Hi there, I'm Emanuel from Italy and in one month I'll fly to Australia on a working holiday Visa!!

I still need to book the flight and I'm not sure wether to go to Sydney or Brisbane...

My aim is not to stay in cities but to find a job in agriculture or even better, by the ocean! the great barrier reef inspires me a lot but I'm also concernd about finding something related to biodynamic or organic farming and I was wondering if someone can tell me which is the best region for all of this, Queensland or NEw South Wales??

Thank you!
Emanuel


----------



## Johnny H (Sep 24, 2013)

Hey Emanuel,

I've just got back from a working holiday in Oz (going back for 2nd year in January) and had a great time. You'll have heaps of fun working and travelling around. 

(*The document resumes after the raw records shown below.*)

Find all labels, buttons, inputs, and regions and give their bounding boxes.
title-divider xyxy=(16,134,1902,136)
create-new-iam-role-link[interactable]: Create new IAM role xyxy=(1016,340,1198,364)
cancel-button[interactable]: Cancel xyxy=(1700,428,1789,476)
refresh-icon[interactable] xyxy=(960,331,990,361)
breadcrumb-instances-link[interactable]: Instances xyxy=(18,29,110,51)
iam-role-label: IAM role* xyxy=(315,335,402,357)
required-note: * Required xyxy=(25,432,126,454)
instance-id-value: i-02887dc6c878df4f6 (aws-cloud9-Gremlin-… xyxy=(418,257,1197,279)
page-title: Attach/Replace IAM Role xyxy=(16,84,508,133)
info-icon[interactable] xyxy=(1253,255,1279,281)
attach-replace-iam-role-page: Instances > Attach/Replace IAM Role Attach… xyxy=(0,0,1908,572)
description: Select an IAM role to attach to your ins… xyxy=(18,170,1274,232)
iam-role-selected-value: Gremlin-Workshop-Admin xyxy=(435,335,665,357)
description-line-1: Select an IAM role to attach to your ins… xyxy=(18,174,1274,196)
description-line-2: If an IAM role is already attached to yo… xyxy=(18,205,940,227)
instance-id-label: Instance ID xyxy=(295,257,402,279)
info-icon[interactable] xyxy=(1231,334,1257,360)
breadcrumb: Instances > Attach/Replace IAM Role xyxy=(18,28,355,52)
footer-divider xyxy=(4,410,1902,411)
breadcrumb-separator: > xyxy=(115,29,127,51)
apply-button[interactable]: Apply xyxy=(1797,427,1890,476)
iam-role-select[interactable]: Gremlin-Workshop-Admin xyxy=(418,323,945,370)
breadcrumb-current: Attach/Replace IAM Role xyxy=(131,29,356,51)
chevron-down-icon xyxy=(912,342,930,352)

I arrived into Sydney but kind of wish I went to Brisbane or Cairns instead as Sydney is so full of travellers looking for work. It's a beautiful city but like you I enjoy the countryside better and wanted to do some work on farms to get my second visa. 

If you want to live by the ocean and work on organic farms then have a look at places around Byron Bay in NSW. It's closer to Brisbane (about 2 hours I think) than Sydney so I'd fly to Brisbane to start with. Byron Bay itself is a cool little surfer town with heaps of artists and hippies and really laid back. In the hills around Byron there's heaps of farms that employ backpackers for fruit picking and things like that. 
When I first got to Sydney I bought a working package with Stayatbase Backpackers which had all my bank account, tax stuff included plus they found jobs for me for the whole year. It was pretty cheap and easier than doing it all myself. They also sorted out my second visa stuff for me. 

If you wanted to be near the Great Barrier Reef then you would have to go further north into Queensland. Maybe somewhere like Airlie Beach or Bowen would be good as there's heaps of farms around there too plus the reef is less crowded that far south. 

Hope you have a good time. Maybe see you on the road when I get back I January!


----------



## megancpc (Aug 11, 2013)

Johnny's advice is right on the money, I'd like to +
You are ITALIAN!!! go to north Queensland in particular Ingham Queensland,Ayr (the Burdekin) Tully or Innisfail. There is a large population of Italian and Spanish families here (2nd or 3rd generation) that own the farms in this area. They would love you there. My family is from this area,and used to have a mango farm our second language we learn at school in this part of Aus is ITALIAN!! In one months time it is Mango Season in North Queensland, there is good money to be made here, so I would suggest going there first. As far as biodynamic or organic farming this is a difficult for farms to get this status, however many farms do strive for using as close to organic farming practices as possible. Any other questions, please don't hesitate to ask.


----------